The week after that, I sort of gave in, I decided to make something. I thought I’d test out how to add elastic into a garment by making pj bottoms from leftover cat print material. She happily helped with that, with nary a word of body shaming.
We parted on fairly amicable terms – I finished the pj bottoms and said goodbye knowing I would never see her again. For her part, she didn’t break me, but I think she had a bit of fun trying.
Thankfully, my love of sewing is stronger than her attempts to immolate my confidence and I’ve carried on laying down those stitches whenever I get the chance. I even managed to crowbar a sewing joke into Give Him To Me and thought about applying for Sewing Bee.
But, you know, it was a close thing. I nearly went down. The thoughts that woman put in my head about the shape of my body were no joke and if I weren’t an innately stubborn being with a sense of self, who knows what could have happened? Where I’d be? I truly dread to think.
You know the biggest casualty in all of this? My bank balance that has borne the brunt of trying to find a jumpsuit pattern that would satisfy that woman. I currently have eleventy billion jumpsuit patterns in my house, and I can’t even begin to look at any of them.
I guess you’re wondering why I’m telling you all this? To be honest, I don’t know. I opened up a document to type a very different weekly update, and this came out. Obviously, it was time. Obviously, my subconscious wanted to feel unburdened about this after all this time.

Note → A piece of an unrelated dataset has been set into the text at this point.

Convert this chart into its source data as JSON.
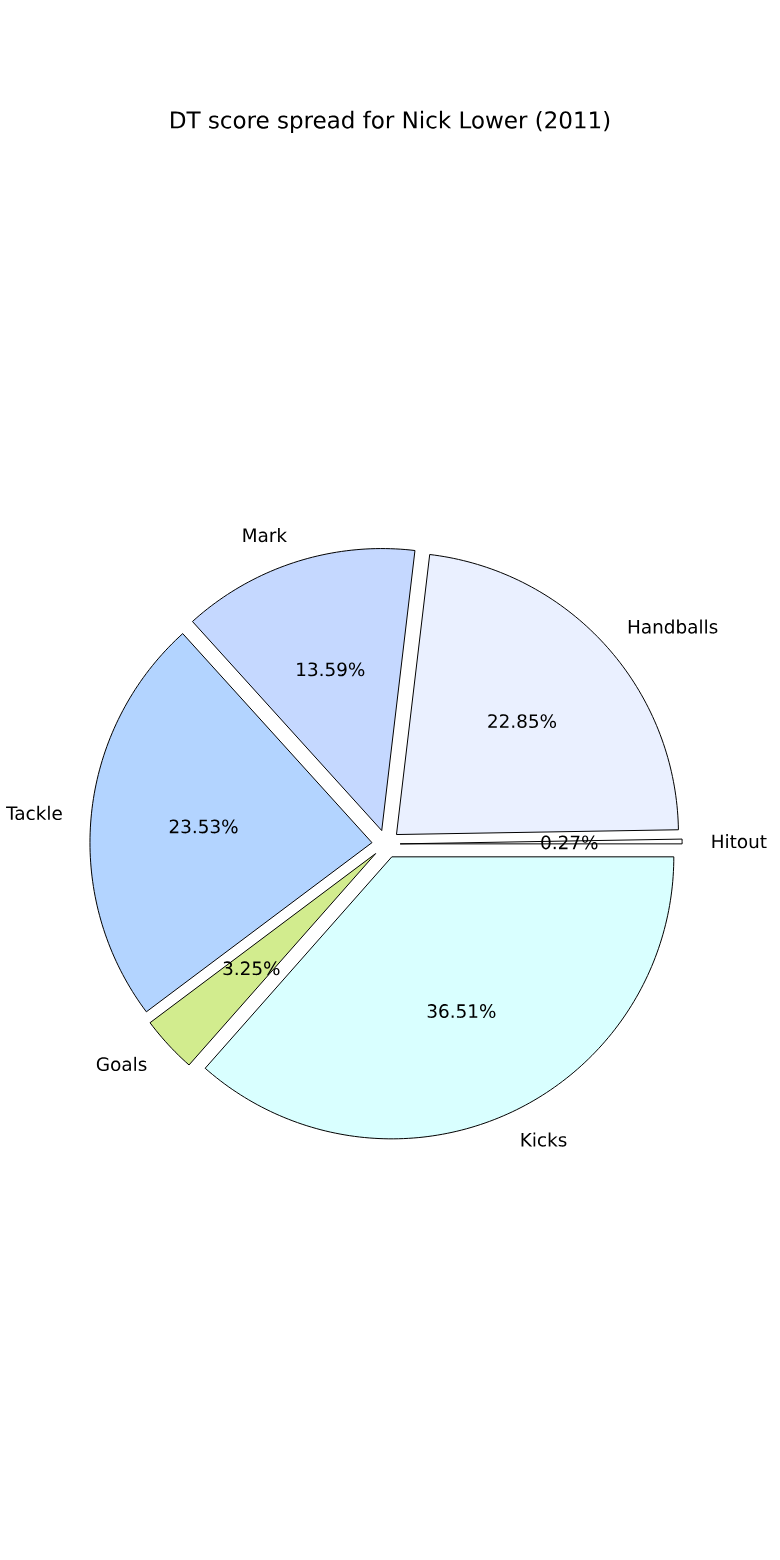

Actually, I’m not only feeling relieved, I’m feeling pleased and proud that I am who I am, annoying and irritating bits and all. I hope you feel that way about yourself, no matter how tries to bring you down.
And if you’re in need of a jumpsuit pattern, I know a lady who can sort you out.
Come see me!
I’ve got a few events coming up, have a look at the poster above and click this link to my website events where you’ll find links to buy tickets.

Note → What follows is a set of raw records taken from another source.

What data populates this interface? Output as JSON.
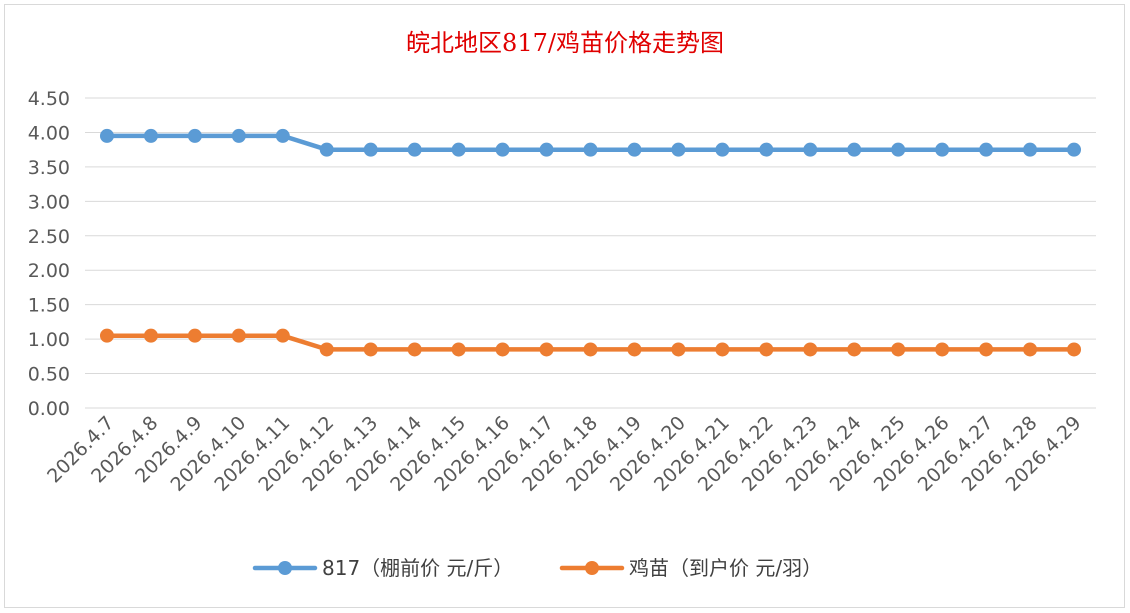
{
  "chart_data": {
    "type": "line",
    "title": "皖北地区817/鸡苗价格走势图",
    "categories": [
      "2026.4.7",
      "2026.4.8",
      "2026.4.9",
      "2026.4.10",
      "2026.4.11",
      "2026.4.12",
      "2026.4.13",
      "2026.4.14",
      "2026.4.15",
      "2026.4.16",
      "2026.4.17",
      "2026.4.18",
      "2026.4.19",
      "2026.4.20",
      "2026.4.21",
      "2026.4.22",
      "2026.4.23",
      "2026.4.24",
      "2026.4.25",
      "2026.4.26",
      "2026.4.27",
      "2026.4.28",
      "2026.4.29"
    ],
    "y_ticks": [
      "0.00",
      "0.50",
      "1.00",
      "1.50",
      "2.00",
      "2.50",
      "3.00",
      "3.50",
      "4.00",
      "4.50"
    ],
    "ylim": [
      0,
      4.5
    ],
    "grid": true,
    "legend_position": "bottom",
    "series": [
      {
        "name": "817（棚前价 元/斤）",
        "color": "#5b9bd5",
        "values": [
          3.95,
          3.95,
          3.95,
          3.95,
          3.95,
          3.75,
          3.75,
          3.75,
          3.75,
          3.75,
          3.75,
          3.75,
          3.75,
          3.75,
          3.75,
          3.75,
          3.75,
          3.75,
          3.75,
          3.75,
          3.75,
          3.75,
          3.75
        ]
      },
      {
        "name": "鸡苗（到户价 元/羽）",
        "color": "#ed7d31",
        "values": [
          1.05,
          1.05,
          1.05,
          1.05,
          1.05,
          0.85,
          0.85,
          0.85,
          0.85,
          0.85,
          0.85,
          0.85,
          0.85,
          0.85,
          0.85,
          0.85,
          0.85,
          0.85,
          0.85,
          0.85,
          0.85,
          0.85,
          0.85
        ]
      }
    ]
  }
}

I cannot tell you enough how I hope I get to see you. And if none of these are near you, don’t worry, there are a few more coming up come Autumn.

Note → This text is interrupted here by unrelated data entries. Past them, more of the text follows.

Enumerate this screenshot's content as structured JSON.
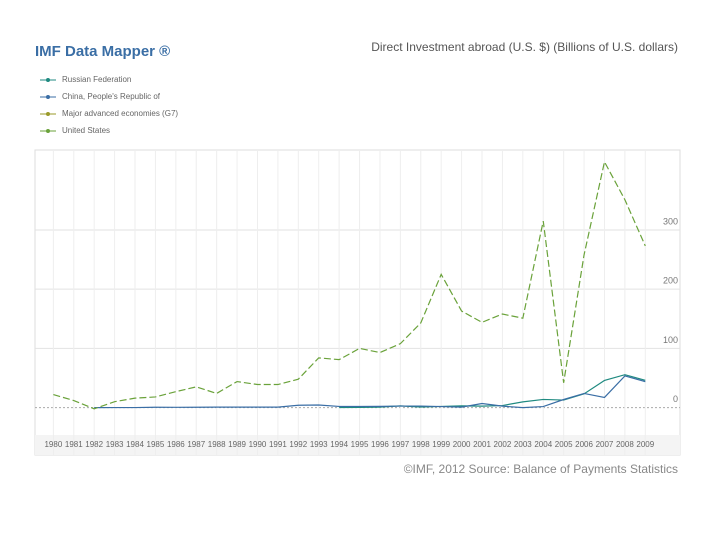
{
  "chart_data": {
    "type": "line",
    "title": "IMF Data Mapper ®",
    "subtitle": "Direct Investment abroad (U.S. $) (Billions of U.S. dollars)",
    "source": "©IMF, 2012 Source: Balance of Payments Statistics",
    "x": [
      1980,
      1981,
      1982,
      1983,
      1984,
      1985,
      1986,
      1987,
      1988,
      1989,
      1990,
      1991,
      1992,
      1993,
      1994,
      1995,
      1996,
      1997,
      1998,
      1999,
      2000,
      2001,
      2002,
      2003,
      2004,
      2005,
      2006,
      2007,
      2008,
      2009
    ],
    "xlim": [
      1979.1,
      2010.7
    ],
    "xticks": [
      1980,
      1981,
      1982,
      1983,
      1984,
      1985,
      1986,
      1987,
      1988,
      1989,
      1990,
      1991,
      1992,
      1993,
      1994,
      1995,
      1996,
      1997,
      1998,
      1999,
      2000,
      2001,
      2002,
      2003,
      2004,
      2005,
      2006,
      2007,
      2008,
      2009
    ],
    "ylim": [
      -80,
      435
    ],
    "yticks": [
      0,
      100,
      200,
      300
    ],
    "grid": true,
    "series": [
      {
        "name": "Russian Federation",
        "color": "#1f8a80",
        "values": [
          null,
          null,
          null,
          null,
          null,
          null,
          null,
          null,
          null,
          null,
          null,
          null,
          null,
          null,
          0.1,
          0.3,
          0.9,
          3,
          1,
          2,
          3,
          2.5,
          3.5,
          9.7,
          13.8,
          12.8,
          23.2,
          45.9,
          55.6,
          46.1
        ]
      },
      {
        "name": "China, People's Republic of",
        "color": "#3a6ea5",
        "values": [
          null,
          null,
          0.04,
          0.1,
          0.1,
          0.6,
          0.5,
          0.6,
          0.9,
          0.8,
          0.8,
          0.9,
          4,
          4.4,
          2,
          2,
          2.1,
          2.6,
          2.6,
          1.8,
          0.9,
          6.9,
          2.5,
          0,
          1.8,
          13.7,
          23.9,
          17.2,
          53.5,
          43.9
        ]
      },
      {
        "name": "Major advanced economies (G7)",
        "color": "#9a9a2a",
        "values": [
          null,
          null,
          null,
          null,
          null,
          null,
          null,
          null,
          null,
          null,
          null,
          null,
          null,
          null,
          null,
          null,
          null,
          null,
          null,
          null,
          null,
          null,
          null,
          null,
          null,
          null,
          null,
          null,
          null,
          null
        ]
      },
      {
        "name": "United States",
        "color": "#6aa23a",
        "values": [
          22,
          12,
          -2,
          10,
          16,
          18,
          27,
          35,
          24,
          44,
          39,
          39,
          48,
          84,
          81,
          100,
          93,
          108,
          143,
          225,
          163,
          144,
          158,
          151,
          315,
          42,
          258,
          415,
          351,
          273
        ]
      }
    ]
  }
}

Hope all is good with you lovelies.
Talk to you soon.
Dorothy x
That absolute... 🐄! How, if the pattern goes up to your measurements did she decide it wasn't in your size? If your first pattern really couldn't have been made to work she should should have helped to find a suitable one. If she doesn't knew how to do a full bust adjustment or blend sizes I'd say she's more con-artist than sewing teacher. Congratulations on keeping your will to sew!